Let me clarify, as best I can, what IR told me re backend loading in this quarter. The previous posts of 6/13/98 have both paraphrased me and attempted to extrapolate from my statements.
What IR told me was that this quarter does have some backend loading in the numbers, but nowhere near the extent of last quarter. This would also be true historically. She also told me that Bay believes it is on track for the stated revenue target of about +10% sequential growth. That is also about the official consensus of the analysts at about $596MM.
Now, a company will almost always tell you that their revenues will have somewhat of a skew to the backend of a quarter, if they are a publically-traded company. The reason is a product of both human nature and the reality of sales philosophy. That is, sales targets are set, but most salespeople are not running ahead of quota early in a quarter(analogy: hey, I got alot of time to study; finals aren't until next week!). As they close on the quarter, they are under alot of pressure from their sales managers to deliver on what they committed to in their quota. Many times their bonus is based on this quarterly target, and even their overall job performance rating. So they will make up shortfalls from early in the quarter in the last few weeks of the quarter. This may involve moving business that would normally fall into the following quarter into the end of the current quarter, but if this occurs on a neverending basis, no real harm is done. The danger is in loading the channel to make a short term number. That is why VAR channel inventory levels are such a critical factor to look at when evaluating the raw revenue number.

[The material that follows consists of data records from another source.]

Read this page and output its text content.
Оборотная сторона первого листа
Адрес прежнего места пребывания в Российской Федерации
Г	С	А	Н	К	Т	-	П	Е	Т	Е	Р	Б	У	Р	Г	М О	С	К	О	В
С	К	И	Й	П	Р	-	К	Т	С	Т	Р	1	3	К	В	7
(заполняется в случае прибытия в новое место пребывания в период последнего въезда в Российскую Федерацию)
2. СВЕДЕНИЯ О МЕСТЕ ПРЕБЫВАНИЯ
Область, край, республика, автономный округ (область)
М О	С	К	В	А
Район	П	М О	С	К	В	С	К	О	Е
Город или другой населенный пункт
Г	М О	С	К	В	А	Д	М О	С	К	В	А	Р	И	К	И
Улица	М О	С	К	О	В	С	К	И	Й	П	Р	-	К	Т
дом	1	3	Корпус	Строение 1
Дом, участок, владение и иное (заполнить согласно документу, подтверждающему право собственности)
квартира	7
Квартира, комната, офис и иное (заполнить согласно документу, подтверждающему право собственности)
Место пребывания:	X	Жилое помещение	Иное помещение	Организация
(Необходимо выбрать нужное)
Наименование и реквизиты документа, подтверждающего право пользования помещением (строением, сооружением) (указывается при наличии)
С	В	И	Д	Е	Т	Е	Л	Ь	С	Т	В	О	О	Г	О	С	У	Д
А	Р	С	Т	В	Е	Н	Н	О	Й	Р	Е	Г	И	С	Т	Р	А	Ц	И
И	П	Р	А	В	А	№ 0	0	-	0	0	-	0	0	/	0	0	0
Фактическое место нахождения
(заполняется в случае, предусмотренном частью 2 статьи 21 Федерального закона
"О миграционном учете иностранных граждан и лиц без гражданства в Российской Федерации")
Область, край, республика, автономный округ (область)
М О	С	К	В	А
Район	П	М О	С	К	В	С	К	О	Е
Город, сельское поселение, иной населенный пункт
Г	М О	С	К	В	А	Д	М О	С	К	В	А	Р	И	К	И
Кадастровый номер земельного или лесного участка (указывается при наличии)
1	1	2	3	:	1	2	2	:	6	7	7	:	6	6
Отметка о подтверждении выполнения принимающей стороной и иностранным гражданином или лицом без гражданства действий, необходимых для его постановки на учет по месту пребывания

The key point that IR was stressing to me was that the guidance to the analysts and the public has NOT changed since last quarter's C.C. So semantics aside, Bay believes that they are on track to deliver between $590-$600MM in sales this quarter. They did say, as a hedge, that this is naturally predicated on June finishing as planned. No one will know this until June is over.
The more philisophical discussion should center around what do you all think will be the Street's reaction if Bay does not merge this summer(or at least before the Qtr numbers are released in mid-July), but it does hit the forecasted rev and profit numbers on the head? Will Bay be viewed as being back on track, with renewed Mgmt credibility, or are the whisper numbers/expectations considerably higher(in which case we get pummeled in late July)? As an investor in the company, I am of course interested in how the company performs on the fundamentals. As an investor in a stock, however, I am even more interested in the prediction of the Street's reaction to a given set of parameters. As we all know, everything is relative. Sometimes bad news is good, and sometimes good news is bad.
What is this thread's take on this point?